Was für die St.Galler Kantonalbank Normalisierung heisst

Die Schweizerische Nationalbank (SNB) hat gestern ihren Zinsentscheid publiziert. Der Leitzins bleibt demnach bei 1.75% und wird entgegen der Erwartungen vieler Ökonomen nicht weiter erhöht. Die St.Galler Kantonalbank (SGKB) schreibt heute in ihrem Newsletter „Tägliche Marktsicht“, die Schweizer Wirtschaft hätte mit einer leichten Zinserhöhung umgehen können und es demnach schade sei, dass die SNB diesen Schritt nicht vollzogen habe.

Eine weitere Zinserhöhung seitens der SNB hätte der Kantonalbank wahrscheinlich die Legitimation gegeben, die Zinsen auf den Krediten an Privatkunden und Firmen weiter zu erhöhen. So wie dies die Banken seit der Zinswende rasch und im grossen Schritten vollzogen haben. Wer einen Blick auf die Kontoverzinsung bei den Banken wirft, hat das Gefühl, dass wir uns nach wie vor in einem historisch tiefen Zinsumfeld befinden würden. Bei der SGKB beispielsweise werden Privatkonten, Depotkonten, Liegenschaftskonten, Vereinskonten und viele mehr nach wie vor mit 0% (!) verzinst. Auf dem Sparkonto liegt der Zinssatz je nach Guthaben zwischen mageren 0.50% und 0.80%.

Deponiert die SGKB und andere Geschäftsbanken bei der SNB Gelder, dann werden diese bis zu einem gewissen Betrag seit Juni 2023 mit 1.75% verzinst. Der Zinssatz auf Guthaben über dieser Limite beläuft sich aktuell auf 1.25%. Während die Banken somit einen doch anständigen Zins von der Nationalbank erhalten, kriegen die Kunden wenig bis gar nichts.

Die SGKB hat im 1. Halbjahr 2023 rekordverdächtige Geschäftszahlen publiziert. Der CEO der SGKB, Christian Schmid, meinte, dass er mit dem Halbjahresergebnis der Bank sehr zufrieden sei. Gleiches können die Kunden mit Blick auf die Verzinsung ihrer Ersparnisse kaum sagen.

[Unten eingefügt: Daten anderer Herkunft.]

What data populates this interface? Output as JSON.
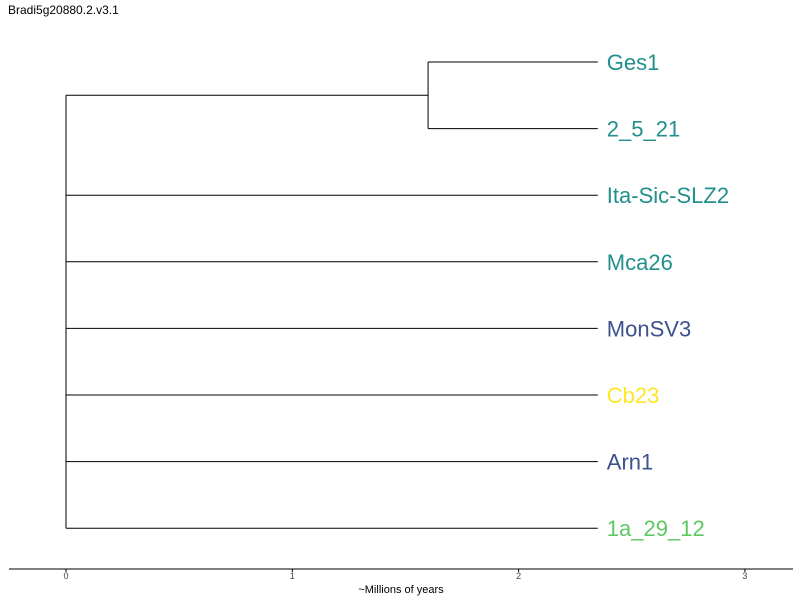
{
  "title": "Bradi5g20880.2.v3.1",
  "axis": {
    "label": "~Millions of years",
    "ticks": [
      0,
      1,
      2,
      3
    ],
    "range": [
      -0.25,
      3.25
    ]
  },
  "tree": {
    "root_depth": 0,
    "tip_depth": 2.35,
    "tips": [
      {
        "name": "Ges1",
        "color": "#21908C"
      },
      {
        "name": "2_5_21",
        "color": "#21908C"
      },
      {
        "name": "Ita-Sic-SLZ2",
        "color": "#21908C"
      },
      {
        "name": "Mca26",
        "color": "#21908C"
      },
      {
        "name": "MonSV3",
        "color": "#3B528B"
      },
      {
        "name": "Cb23",
        "color": "#FDE725"
      },
      {
        "name": "Arn1",
        "color": "#3B528B"
      },
      {
        "name": "1a_29_12",
        "color": "#5DC863"
      }
    ],
    "clades": [
      {
        "members": [
          0,
          1
        ],
        "depth": 1.6
      }
    ]
  }
}
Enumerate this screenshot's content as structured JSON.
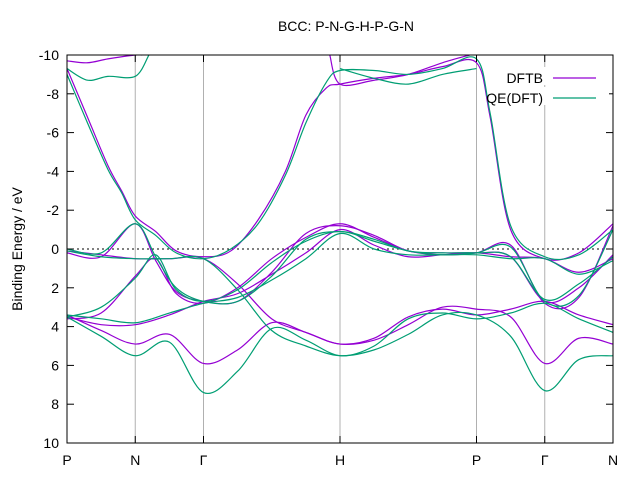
{
  "chart_data": {
    "type": "line",
    "title": "BCC: P-N-G-H-P-G-N",
    "xlabel": "",
    "ylabel": "Binding Energy / eV",
    "ylim": [
      10,
      -10
    ],
    "yticks": [
      "-10",
      "-8",
      "-6",
      "-4",
      "-2",
      "0",
      "2",
      "4",
      "6",
      "8",
      "10"
    ],
    "xlim": [
      0,
      8
    ],
    "x_ticks": [
      {
        "label": "P",
        "x": 0
      },
      {
        "label": "N",
        "x": 1
      },
      {
        "label": "Γ",
        "x": 2
      },
      {
        "label": "H",
        "x": 4
      },
      {
        "label": "P",
        "x": 6
      },
      {
        "label": "Γ",
        "x": 7
      },
      {
        "label": "N",
        "x": 8
      }
    ],
    "grid": "vertical lines at symmetry points",
    "zero_line": "dashed at 0",
    "legend_position": "top-right",
    "colors": {
      "DFTB": "#9400d3",
      "QE(DFT)": "#009e73"
    },
    "series": [
      {
        "name": "DFTB",
        "color": "#9400d3",
        "bands": [
          {
            "x": [
              0,
              0.5,
              1,
              1.3,
              1.6,
              2,
              2.5,
              3,
              3.5,
              4,
              4.5,
              5,
              5.5,
              6,
              6.5,
              7,
              7.5,
              8
            ],
            "y": [
              3.6,
              3.3,
              1.4,
              0.5,
              2.3,
              2.8,
              2.0,
              0.5,
              -0.6,
              -1.3,
              -0.6,
              0.1,
              0.3,
              0.2,
              -0.2,
              2.8,
              2.5,
              -1.2
            ]
          },
          {
            "x": [
              0,
              0.5,
              1,
              1.3,
              1.6,
              2,
              2.5,
              3,
              3.5,
              4,
              4.5,
              5,
              5.5,
              6,
              6.5,
              7,
              7.5,
              8
            ],
            "y": [
              0.2,
              0.4,
              -1.3,
              0.6,
              2.2,
              2.7,
              2.7,
              1.2,
              -0.8,
              -1.2,
              -0.7,
              0.1,
              0.2,
              0.2,
              0.4,
              2.7,
              2.0,
              0.3
            ]
          },
          {
            "x": [
              0,
              0.5,
              1,
              1.5,
              2,
              2.5,
              3,
              3.5,
              4,
              4.5,
              5,
              5.5,
              6,
              6.5,
              7,
              7.5,
              8
            ],
            "y": [
              3.5,
              3.9,
              3.9,
              3.4,
              2.7,
              2.3,
              1.3,
              0.2,
              -1.0,
              -0.2,
              0.4,
              0.3,
              0.2,
              0.4,
              0.5,
              1.2,
              0.5
            ]
          },
          {
            "x": [
              0,
              0.5,
              1,
              1.5,
              2,
              2.5,
              3,
              3.5,
              4,
              4.5,
              5,
              5.5,
              6,
              6.5,
              7,
              7.5,
              8
            ],
            "y": [
              0.1,
              0.3,
              0.5,
              0.5,
              0.5,
              1.8,
              3.6,
              4.3,
              4.9,
              4.7,
              3.9,
              3.0,
              3.1,
              3.5,
              5.9,
              4.6,
              4.9
            ]
          },
          {
            "x": [
              0,
              0.5,
              1,
              1.5,
              2,
              2.5,
              3,
              3.5,
              4,
              4.5,
              5,
              5.5,
              6,
              6.5,
              7,
              7.5,
              8
            ],
            "y": [
              3.4,
              4.2,
              4.9,
              4.4,
              5.9,
              5.2,
              3.8,
              4.3,
              4.9,
              4.6,
              3.5,
              3.1,
              3.4,
              3.1,
              2.7,
              3.4,
              3.9
            ]
          },
          {
            "x": [
              0,
              0.3,
              0.6,
              0.8,
              1,
              1.3,
              1.6,
              2,
              2.4,
              2.8,
              3.2,
              3.5,
              3.8,
              4,
              4.5,
              5,
              5.5,
              6,
              6.2,
              6.5,
              7,
              7.5,
              8
            ],
            "y": [
              -9.3,
              -6.8,
              -4.3,
              -3.0,
              -1.7,
              -0.9,
              0.1,
              0.4,
              0.1,
              -1.5,
              -4.0,
              -6.9,
              -8.3,
              -8.5,
              -8.8,
              -9.0,
              -9.4,
              -9.6,
              -6.8,
              -1.0,
              0.5,
              0.2,
              -1.3
            ]
          },
          {
            "x": [
              0,
              0.3,
              0.6,
              1,
              1.1
            ],
            "y": [
              -9.7,
              -9.6,
              -9.8,
              -10.0,
              -10.0
            ]
          },
          {
            "x": [
              3.85,
              4,
              4.5,
              5,
              5.5,
              5.9
            ],
            "y": [
              -10.0,
              -8.5,
              -8.7,
              -9.0,
              -9.6,
              -10.0
            ]
          }
        ]
      },
      {
        "name": "QE(DFT)",
        "color": "#009e73",
        "bands": [
          {
            "x": [
              0,
              0.5,
              1,
              1.3,
              1.6,
              2,
              2.5,
              3,
              3.5,
              4,
              4.5,
              5,
              5.5,
              6,
              6.5,
              7,
              7.5,
              8
            ],
            "y": [
              3.5,
              3.0,
              1.5,
              0.3,
              2.1,
              2.7,
              2.1,
              0.7,
              -0.4,
              -0.9,
              -0.4,
              0.1,
              0.3,
              0.2,
              -0.1,
              2.7,
              2.4,
              -1.0
            ]
          },
          {
            "x": [
              0,
              0.5,
              1,
              1.3,
              1.6,
              2,
              2.5,
              3,
              3.5,
              4,
              4.5,
              5,
              5.5,
              6,
              6.5,
              7,
              7.5,
              8
            ],
            "y": [
              0.0,
              0.2,
              -1.3,
              0.4,
              2.0,
              2.7,
              2.7,
              1.4,
              -0.5,
              -0.9,
              -0.5,
              0.1,
              0.2,
              0.2,
              0.4,
              2.6,
              1.8,
              0.4
            ]
          },
          {
            "x": [
              0,
              0.5,
              1,
              1.5,
              2,
              2.5,
              3,
              3.5,
              4,
              4.5,
              5,
              5.5,
              6,
              6.5,
              7,
              7.5,
              8
            ],
            "y": [
              3.4,
              3.6,
              3.8,
              3.3,
              2.8,
              2.5,
              1.6,
              0.5,
              -0.8,
              0.0,
              0.3,
              0.3,
              0.3,
              0.5,
              0.5,
              1.3,
              0.6
            ]
          },
          {
            "x": [
              0,
              0.5,
              1,
              1.5,
              2,
              2.5,
              3,
              3.5,
              4,
              4.5,
              5,
              5.5,
              6,
              6.5,
              7,
              7.5,
              8
            ],
            "y": [
              0.1,
              0.4,
              0.5,
              0.5,
              0.5,
              2.1,
              4.2,
              5.0,
              5.5,
              5.2,
              4.4,
              3.4,
              3.4,
              4.5,
              7.3,
              5.7,
              5.5
            ]
          },
          {
            "x": [
              0,
              0.5,
              1,
              1.5,
              2,
              2.5,
              3,
              3.5,
              4,
              4.5,
              5,
              5.5,
              6,
              6.5,
              7,
              7.5,
              8
            ],
            "y": [
              3.5,
              4.5,
              5.5,
              4.8,
              7.4,
              6.3,
              4.1,
              4.7,
              5.5,
              5.0,
              3.6,
              3.3,
              3.6,
              3.3,
              2.8,
              3.6,
              4.3
            ]
          },
          {
            "x": [
              0,
              0.3,
              0.6,
              0.8,
              1,
              1.3,
              1.6,
              2,
              2.4,
              2.8,
              3.2,
              3.5,
              3.8,
              4,
              4.5,
              5,
              5.5,
              6,
              6.2,
              6.5,
              7,
              7.5,
              8
            ],
            "y": [
              -9.0,
              -6.5,
              -4.1,
              -2.9,
              -1.5,
              -0.7,
              0.2,
              0.5,
              0.0,
              -1.3,
              -3.8,
              -6.5,
              -8.6,
              -9.2,
              -9.2,
              -9.0,
              -9.3,
              -9.8,
              -7.0,
              -1.2,
              0.4,
              0.3,
              -1.0
            ]
          },
          {
            "x": [
              0,
              0.3,
              0.6,
              1,
              1.2
            ],
            "y": [
              -9.3,
              -8.7,
              -8.9,
              -8.9,
              -10.0
            ]
          },
          {
            "x": [
              4,
              4.5,
              5,
              5.5,
              6
            ],
            "y": [
              -9.3,
              -8.8,
              -8.5,
              -9.0,
              -9.3
            ]
          }
        ]
      }
    ]
  }
}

Bei der Publikation des Halbjahresergebnisses schrieb die SGKB, dass sich das Zinsgefüge normalisiere. Von einer Normalisierung kann meines Erachtens bei einer aktuellen Kontoverzinsung von 0% kaum die Rede sein. Statt die Verzinsung der Kundengelder künstlich tief zu halten und die Gebühren für Bankendienstleistungen stetig zu erhöhen, wäre es nun höchste Zeit, wirklich etwas für eine „Normalisierung“ zu tun.